As he jumped up and down announcing Santa's upcoming arrival, I simply said, "Jack, Santa is not real." He quickly came down from cloud nine and said, "OH!"

Since that day, every Santa he sees in the neighbors' yards or in the stores, he proudly proclaims, "Santa's not real!" It's as if he feels privileged to be aware of something that most two year-olds don't know.

I know that the day is coming when a parent will slug me in the middle of Target as a result of my boys ruining their kids' Christmas. But I'm all about the truth.

Today was a close call on this topic. The boys and I went to see "Frosty" at Casa Manana this morning. A fun time was had by all.

The best part was when Santa entered the last scene. Most children were screaming, "Santa! Hi, Santa! Santa!"

My children screamed, "Santa's not real!"

I teach them well.

What about you? Will you be the parent who slaps me for instilling the truth so early? Or do you downplay the whole ordeal, as well? Or do you go all out while your kids are young?

4 comments:

Trixie Twatwaffle said...

Very funny you bring this up. Mark and I were just discussing this. He is of the feeling that he was completely destroyed that one year Santa was real and the next year he wasn't. He would prefer that we not teach Santa. I, on the other hand, love the joy and magic of Santa.

While we don't have kids yet, we are already planning for this. And honestly, I don't know what we will do.

Anonymous said...

I personally can't stand Santa, mainly becuase it tends to "replace" the purpose of celebrating Jesus' birth. But my husband did the whole Santa picture deal & has hinted he wants the same for our toddler.

So, I win the argument of not having anything "Santa-ish" in the home, but I do believe it would be futile to try & deny the guy "exists" in the sense that the red suit is everywhere this time of year.

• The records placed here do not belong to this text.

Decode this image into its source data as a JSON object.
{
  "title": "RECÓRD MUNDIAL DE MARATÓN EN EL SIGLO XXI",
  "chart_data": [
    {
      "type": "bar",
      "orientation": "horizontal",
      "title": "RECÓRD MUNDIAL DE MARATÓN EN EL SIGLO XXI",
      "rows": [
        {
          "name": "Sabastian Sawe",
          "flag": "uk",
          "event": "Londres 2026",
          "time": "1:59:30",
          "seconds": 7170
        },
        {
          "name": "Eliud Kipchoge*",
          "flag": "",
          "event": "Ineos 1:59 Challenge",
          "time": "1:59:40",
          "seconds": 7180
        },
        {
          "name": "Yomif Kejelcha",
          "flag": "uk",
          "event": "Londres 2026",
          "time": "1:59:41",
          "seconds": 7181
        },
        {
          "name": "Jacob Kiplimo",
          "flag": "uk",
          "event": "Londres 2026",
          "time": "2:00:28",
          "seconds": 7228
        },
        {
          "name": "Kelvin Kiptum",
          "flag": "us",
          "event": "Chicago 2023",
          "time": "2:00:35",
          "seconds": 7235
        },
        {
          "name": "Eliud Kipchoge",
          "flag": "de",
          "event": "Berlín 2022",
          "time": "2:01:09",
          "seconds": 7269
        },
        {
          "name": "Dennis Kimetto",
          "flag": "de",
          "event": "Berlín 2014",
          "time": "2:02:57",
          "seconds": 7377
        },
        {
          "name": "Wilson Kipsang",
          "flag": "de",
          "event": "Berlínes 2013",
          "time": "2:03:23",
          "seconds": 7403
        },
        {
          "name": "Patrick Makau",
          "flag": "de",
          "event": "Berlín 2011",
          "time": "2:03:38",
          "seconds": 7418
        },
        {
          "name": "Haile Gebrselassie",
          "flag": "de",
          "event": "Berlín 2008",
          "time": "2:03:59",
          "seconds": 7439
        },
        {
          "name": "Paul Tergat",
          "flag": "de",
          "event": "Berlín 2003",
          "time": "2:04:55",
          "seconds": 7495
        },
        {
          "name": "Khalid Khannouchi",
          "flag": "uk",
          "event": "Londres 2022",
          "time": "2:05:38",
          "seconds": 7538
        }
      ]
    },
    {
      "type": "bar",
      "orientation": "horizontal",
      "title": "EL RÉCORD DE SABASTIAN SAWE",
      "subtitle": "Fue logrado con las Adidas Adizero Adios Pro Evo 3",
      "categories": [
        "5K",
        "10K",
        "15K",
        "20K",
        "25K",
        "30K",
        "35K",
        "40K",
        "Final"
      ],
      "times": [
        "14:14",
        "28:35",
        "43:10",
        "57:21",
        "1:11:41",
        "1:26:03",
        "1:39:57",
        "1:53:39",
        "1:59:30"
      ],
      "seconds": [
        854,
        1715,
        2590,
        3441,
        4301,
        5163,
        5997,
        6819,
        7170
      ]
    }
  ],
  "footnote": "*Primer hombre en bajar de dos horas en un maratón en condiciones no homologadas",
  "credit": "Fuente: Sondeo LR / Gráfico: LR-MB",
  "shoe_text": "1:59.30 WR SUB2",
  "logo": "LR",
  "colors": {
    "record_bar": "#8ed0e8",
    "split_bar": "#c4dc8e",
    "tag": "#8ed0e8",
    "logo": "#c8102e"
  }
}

So, I would guess there will be a picture now & then of Santa with our kid, but that's about it.

I hadn't thought of what we'll actually say about the subject, other than, like you said, tell the truth - same goes for the Easter Bunny as well. Good subject to discuss!

Anonymous said...

We do Santa . . . our kids get to ask Santa for one gift every year. It's kind of their way of guaranteeing that they'll get the one thing they really want . . . of course we do explain that asking for a $300 ride-on Jeep from Santa probably isn't gonna happen - cuz there are all those kids, etc. etc. etc. But, they both do well. Like this year, Keira wanted ANOTHER doll stroller - a twin doll stroller. She already has 3 strollers - yes 3. She knows we won't buy her another one, so she asked Santa :-) She asked him for one last year, too - cuz she really wanted it.

I guess in our house, if you don't believe in Santa, he won't bring you that one gift . . . so even after they know better, my kids will still "believe" in Santa :-) I love the magic of Santa and Christmas. Even after all the teaching about the real reason for Christmas, it's fun to add that little bit of magic.

So I wouldn't slug you if your kids ruined it for my kids, but I would explain to my kids that if THEY think Santa is real, then he is.

http://www.commonmom.com

ohAmanda said...

I'm with you. I didn't believe in Santa when I was growing up and I certainly don't think I "missed out" on the magic of Christmas!

My daughter is almost 2. She calls Santa "Noah". I have honestly not even said the word "Santa" to her, because I don't want her running around yelling "Santa" all month. She's been excited about "Baby Je-dus" and that makes me happy! She'll know who Santa is soon enough. And we're having as much fun as the next kid. All without a screaming picture in an old man's lap.